At the last elections Mayor Goff promised he would make efficiency gains in Auckland Council of between 3 to 6 per cent saving $72 million a year.

Internal documents reveal that Goff only found 0.3% in spending cuts. If that isn’t bad enough half of that was from Auckland Transport, which was done by capitalising some opex. Only 0.03% came from savings from within the parent Council organisation itself. That is an epic fail.

So the Mayor has relaunched his efforts announcing a Value-for-Money study boasting $373 million in potential savings. Goff said in his press statements that the savings would be reinvested into vital services and infrastructure for Auckland.

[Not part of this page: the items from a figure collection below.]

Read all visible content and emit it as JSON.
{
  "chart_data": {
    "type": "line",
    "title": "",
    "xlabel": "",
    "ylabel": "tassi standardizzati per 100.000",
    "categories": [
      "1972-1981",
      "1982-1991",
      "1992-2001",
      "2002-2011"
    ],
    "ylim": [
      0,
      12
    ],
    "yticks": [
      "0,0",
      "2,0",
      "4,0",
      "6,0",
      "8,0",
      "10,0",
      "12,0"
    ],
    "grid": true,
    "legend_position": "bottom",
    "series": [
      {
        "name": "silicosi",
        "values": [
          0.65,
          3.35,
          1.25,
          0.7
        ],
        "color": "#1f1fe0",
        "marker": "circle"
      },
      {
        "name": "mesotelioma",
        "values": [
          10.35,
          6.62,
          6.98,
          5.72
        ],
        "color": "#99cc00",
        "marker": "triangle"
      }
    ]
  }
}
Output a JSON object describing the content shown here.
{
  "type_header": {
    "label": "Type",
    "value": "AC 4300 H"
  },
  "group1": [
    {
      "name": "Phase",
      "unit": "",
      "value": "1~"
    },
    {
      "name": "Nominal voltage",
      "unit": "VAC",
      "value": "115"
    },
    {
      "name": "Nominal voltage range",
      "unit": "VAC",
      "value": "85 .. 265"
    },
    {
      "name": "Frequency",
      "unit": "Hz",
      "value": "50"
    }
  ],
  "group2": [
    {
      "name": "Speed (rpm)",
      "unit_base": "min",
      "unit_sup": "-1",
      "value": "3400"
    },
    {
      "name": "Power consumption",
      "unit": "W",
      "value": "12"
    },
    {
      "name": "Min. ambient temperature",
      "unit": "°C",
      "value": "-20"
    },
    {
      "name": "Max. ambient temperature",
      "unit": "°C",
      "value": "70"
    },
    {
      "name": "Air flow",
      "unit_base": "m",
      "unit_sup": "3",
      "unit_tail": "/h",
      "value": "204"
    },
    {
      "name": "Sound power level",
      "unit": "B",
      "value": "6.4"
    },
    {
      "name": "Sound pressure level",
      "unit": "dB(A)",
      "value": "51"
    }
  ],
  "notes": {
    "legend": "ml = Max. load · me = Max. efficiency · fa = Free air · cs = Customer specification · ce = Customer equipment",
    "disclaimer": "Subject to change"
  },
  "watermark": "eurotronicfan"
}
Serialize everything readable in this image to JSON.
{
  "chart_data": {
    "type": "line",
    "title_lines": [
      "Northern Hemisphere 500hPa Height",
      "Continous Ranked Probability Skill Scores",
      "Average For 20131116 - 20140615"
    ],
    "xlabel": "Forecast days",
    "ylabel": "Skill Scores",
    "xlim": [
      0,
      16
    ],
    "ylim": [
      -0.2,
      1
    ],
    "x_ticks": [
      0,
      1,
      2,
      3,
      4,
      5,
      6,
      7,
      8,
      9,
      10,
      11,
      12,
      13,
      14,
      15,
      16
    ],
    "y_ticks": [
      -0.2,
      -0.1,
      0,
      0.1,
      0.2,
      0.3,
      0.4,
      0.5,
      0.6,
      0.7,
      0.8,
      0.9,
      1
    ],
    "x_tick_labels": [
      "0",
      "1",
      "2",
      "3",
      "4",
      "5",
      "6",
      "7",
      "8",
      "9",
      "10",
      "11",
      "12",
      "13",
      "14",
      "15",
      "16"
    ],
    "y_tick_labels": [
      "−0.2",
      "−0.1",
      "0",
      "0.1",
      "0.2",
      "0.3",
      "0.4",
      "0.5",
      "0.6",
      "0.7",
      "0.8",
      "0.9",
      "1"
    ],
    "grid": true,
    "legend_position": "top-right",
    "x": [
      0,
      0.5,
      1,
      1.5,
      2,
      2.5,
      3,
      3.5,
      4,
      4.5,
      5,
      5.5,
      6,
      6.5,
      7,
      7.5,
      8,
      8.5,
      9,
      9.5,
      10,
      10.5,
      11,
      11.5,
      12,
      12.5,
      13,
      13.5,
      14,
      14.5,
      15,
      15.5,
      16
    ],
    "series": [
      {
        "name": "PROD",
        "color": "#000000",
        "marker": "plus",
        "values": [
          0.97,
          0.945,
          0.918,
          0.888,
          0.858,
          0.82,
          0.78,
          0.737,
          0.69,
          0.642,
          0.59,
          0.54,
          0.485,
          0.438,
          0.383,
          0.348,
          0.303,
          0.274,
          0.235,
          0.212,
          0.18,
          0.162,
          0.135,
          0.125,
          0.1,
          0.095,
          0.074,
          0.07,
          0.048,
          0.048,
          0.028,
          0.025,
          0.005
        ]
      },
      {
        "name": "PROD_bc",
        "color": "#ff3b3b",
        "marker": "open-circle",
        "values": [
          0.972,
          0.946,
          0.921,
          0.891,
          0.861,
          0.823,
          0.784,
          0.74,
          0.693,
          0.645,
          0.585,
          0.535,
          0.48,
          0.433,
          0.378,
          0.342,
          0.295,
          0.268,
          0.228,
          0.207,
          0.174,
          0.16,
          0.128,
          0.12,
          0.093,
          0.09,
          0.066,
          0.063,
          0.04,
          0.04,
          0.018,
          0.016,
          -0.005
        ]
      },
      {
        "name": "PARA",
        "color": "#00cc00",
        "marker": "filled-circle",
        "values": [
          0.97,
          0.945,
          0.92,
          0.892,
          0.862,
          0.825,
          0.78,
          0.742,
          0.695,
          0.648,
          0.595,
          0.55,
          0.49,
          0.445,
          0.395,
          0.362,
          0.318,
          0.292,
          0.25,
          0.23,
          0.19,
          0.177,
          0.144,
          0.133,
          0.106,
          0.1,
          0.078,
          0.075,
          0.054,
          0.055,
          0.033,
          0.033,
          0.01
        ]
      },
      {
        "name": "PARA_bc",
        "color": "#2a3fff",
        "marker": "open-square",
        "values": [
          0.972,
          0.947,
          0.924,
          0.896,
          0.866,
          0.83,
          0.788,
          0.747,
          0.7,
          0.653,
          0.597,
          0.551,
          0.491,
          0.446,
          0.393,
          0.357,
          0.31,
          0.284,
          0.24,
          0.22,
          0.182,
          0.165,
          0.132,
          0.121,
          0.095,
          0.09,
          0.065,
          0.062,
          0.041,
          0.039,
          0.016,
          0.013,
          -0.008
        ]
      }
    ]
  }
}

The $373 million is for identified potential savings over a 10-year period. To put that into context that’s $37.5 million of possible savings a year, or 1% in theoretical savings. It is another epic fail because until these savings hit the financial statements Aucklanders can have little faith that they will ever be delivered.

Alarm bells should be ringing about Council’s ability to deliver, signalled by the wages blowout at Auckland Council. For another consecutive year the wages bill has blown out by $42 million to $853 million. The equivalent of a 3% rates increase just to compensate for the poor financial management around delivering to budget.
Alarm bells

The previous three years has seen the wage budget exceeded by $32m, $63m and $50m. How on earth can Aucklanders trust the Council to be responsible with their money. Mr Goff has failed to deliver any meaningful changes to the Council’s overspending culture or to improve its ability to deliver on targets.

So perhaps it’s not surprising that thoughtful commentators from across the political spectrum are speaking out about an Auckland Council that is perceived to be becoming increasingly ineffective, undemocratic and misguided.

With promises not kept the Mayor’s new plan is to tax Aucklanders. Council actually needs to stop wasting money and make the 3% to 6% savings, rather than putting its hands deeper into ratepayers pockets.

Housing affordability will see the most disadvantaged families carry the biggest burden from applied fuel taxes and targeted rates. The Mayor’s inability to secure in-house budgetary savings is set to punish those who can least afford it. Council is losing its way.

Perhaps all the extra revenue raising would be acceptable to Aucklanders if the promises to cut wasteful spending, to find promised efficiencies, and to have any savings directed into infrastructure had happened. But none of this has happened.

Aucklanders understand there are questions around huge funding shortfalls. However, the Council’s proposed budget has no timely solutions for these, which is plainly not an acceptable answer for Auckland.